The third annual Interfaith Day at the state Capitol in Pierre is set for 10:30 a.m., Thursday, Jan. 16, in the Capitol Rotunda to help kick off the 95th annual session of the legislature.
Open to the public, the interfaith day is organized mainly by leaders of the Evangelical Lutheran Church in America, the second-largest denomination in the state with about 100,000 baptized members; by comparison, the Catholic Church’s two dioceses have about 160,000 baptized members.
But people from many other — some much smaller — religious denominations and groups will take part. They include Jewish, Muslim and Hindu groups, as well as Episcopal, Congregational and others, according to Sawyer Vanden Heuvel, communications director for the ELCA’s South Dakota Synod.

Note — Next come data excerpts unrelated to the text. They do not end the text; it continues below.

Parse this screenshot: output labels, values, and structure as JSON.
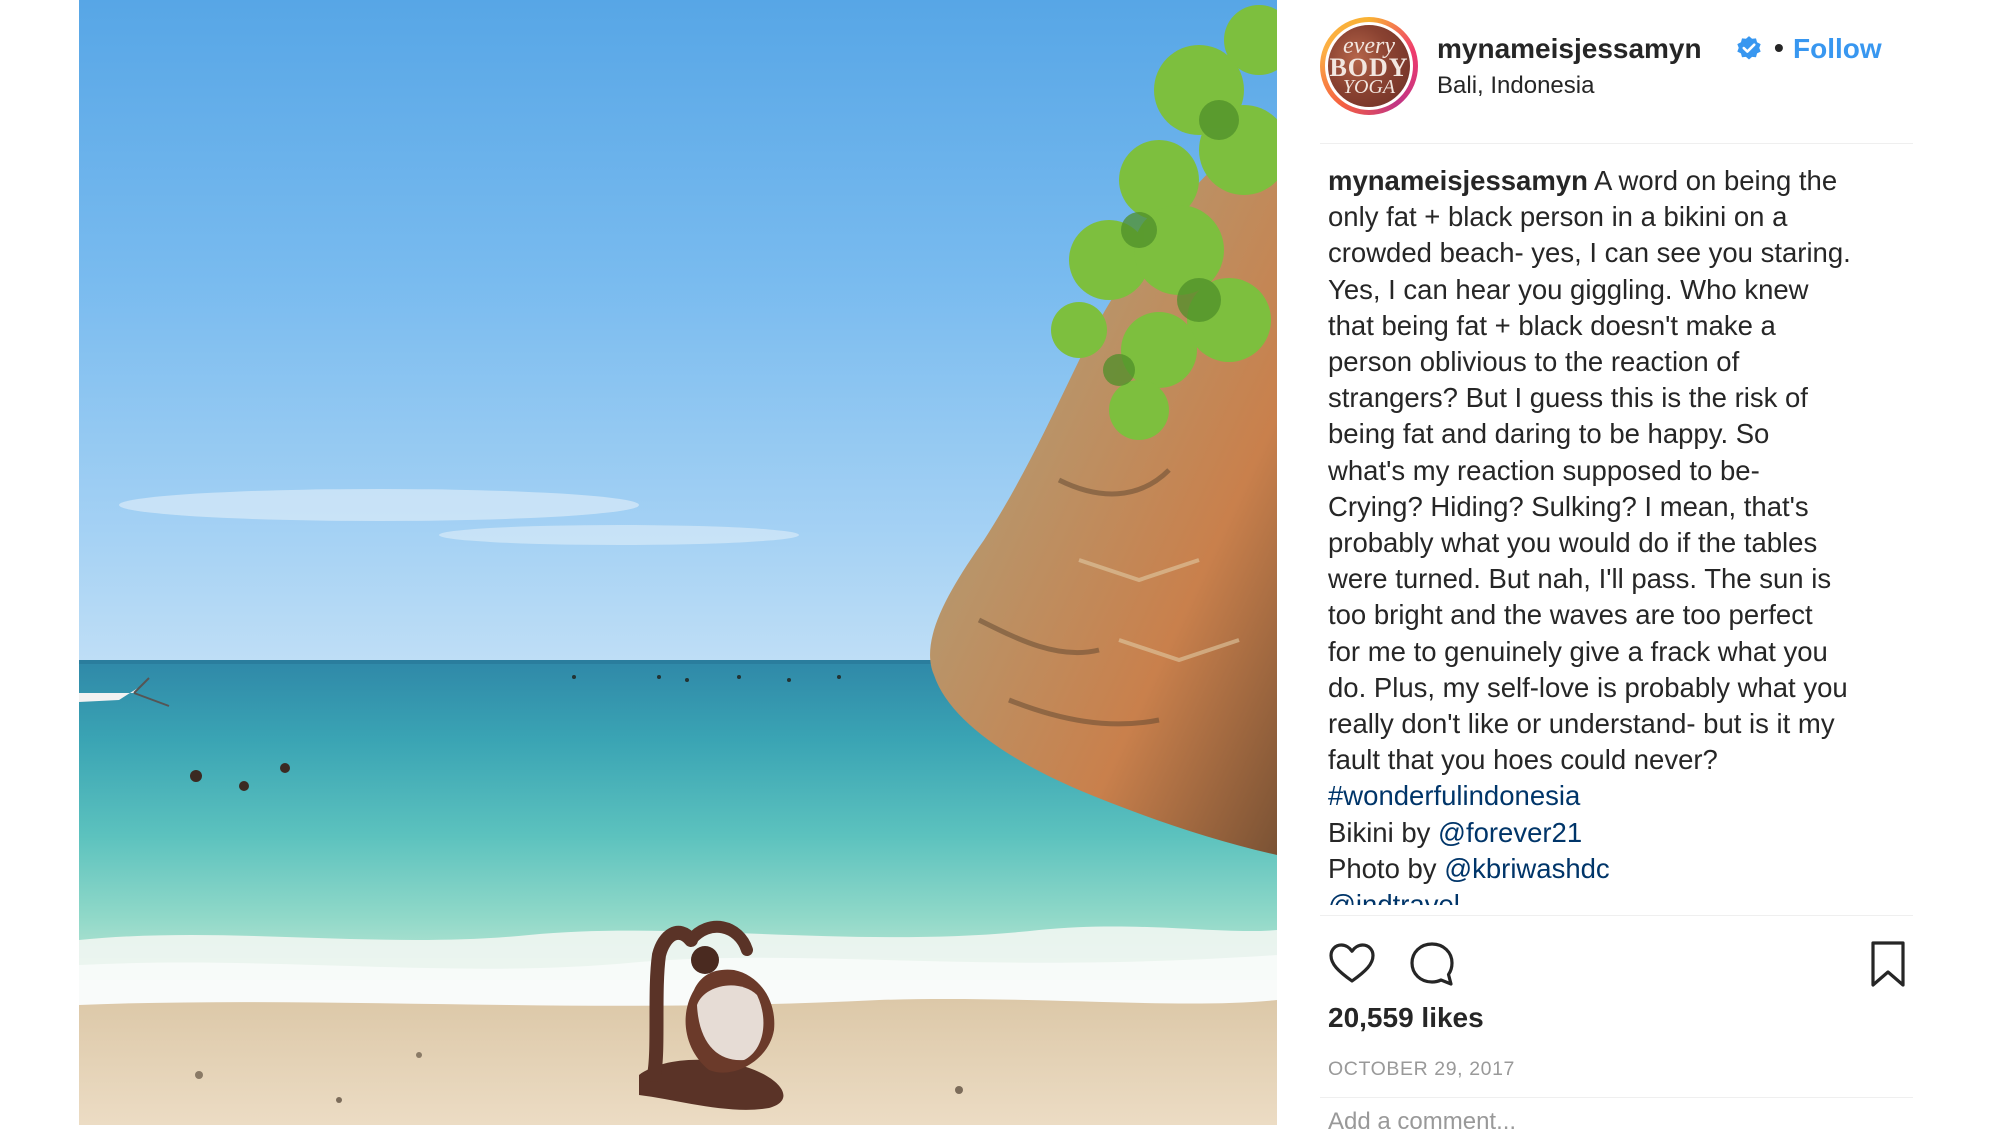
{
  "post": {
    "username": "mynameisjessamyn",
    "follow_label": "Follow",
    "separator": "•",
    "location": "Bali, Indonesia",
    "avatar_text": [
      "every",
      "BODY",
      "YOGA"
    ]
  },
  "caption": {
    "username": "mynameisjessamyn",
    "first_line_rest": " A word on being the",
    "lines": [
      "only fat + black person in a bikini on a",
      "crowded beach- yes, I can see you staring.",
      "Yes, I can hear you giggling. Who knew",
      "that being fat + black doesn't make a",
      "person oblivious to the reaction of",
      "strangers? But I guess this is the risk of",
      "being fat and daring to be happy. So",
      "what's my reaction supposed to be-",
      "Crying? Hiding? Sulking? I mean, that's",
      "probably what you would do if the tables",
      "were turned. But nah, I'll pass. The sun is",
      "too bright and the waves are too perfect",
      "for me to genuinely give a frack what you",
      "do. Plus, my self-love is probably what you",
      "really don't like or understand- but is it my",
      "fault that you hoes could never?"
    ],
    "hashtag": "#wonderfulindonesia",
    "bikini_prefix": "Bikini by ",
    "bikini_handle": "@forever21",
    "photo_prefix": "Photo by ",
    "photo_handle": "@kbriwashdc",
    "travel_handle": "@indtravel"
  },
  "stats": {
    "likes": "20,559 likes",
    "date": "OCTOBER 29, 2017"
  },
  "comment": {
    "placeholder": "Add a comment..."
  },
  "colors": {
    "link_blue": "#3897f0",
    "hashtag_blue": "#003569",
    "text": "#262626",
    "muted": "#999999"
  },
  "icons": [
    "heart-icon",
    "comment-icon",
    "bookmark-icon",
    "verified-badge-icon"
  ]
}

A year ago at the Interfaith Day, a photo taken on the marble steps in the Rotunda showed about 150 people, including lawmakers, religious leaders and ordinary members of congregations across the state.
The Interfaith Day actually will begin at 9 a.m., Thursday, with morning prayers across the street northwest of the Capitol in Lutheran Memorial Church and reconvene in the Rotunda.
Interfaith Day was started in 2018 for a religious reason, Vanden Heuvel said in a news release.
“While God calls for us to serve the neighbor, we believe that to serve the neighbor is to listen attentively and to care actively about the whole person as well as the quality of their life in the whole community. Interfaith Day is a day for all of us to honor our commitment to the free exercise of religious faith, guaranteed by the First Amendment, and to engage in conversations with neighbors of all faiths across the state of South Dakota.”
“According to Vanden Heuvel, those taking part will include: the Rev. Constanze Hagmaier, bishop of the ELCA’s South Dakota Synod: Ms. Betty Oldenkamp, CEO of Lutheran Social Services of South Dakota and Ms. Tanzeeza Islam, executive director of South Dakota Voices for Peace. Faith leaders and clergy from the Lakota community, the Episcopal Church; the ELCA; the United Church of Christ; the Catholic Presentation Sisters; the Jewish community; the Islamic Center of Sioux Falls; the Buddhist community, the Hindu Temple of the Siouxland, and many others.
Hosting the event are the ELCA synod, Lutheran Social Services, and South Dakota Voices for Peace.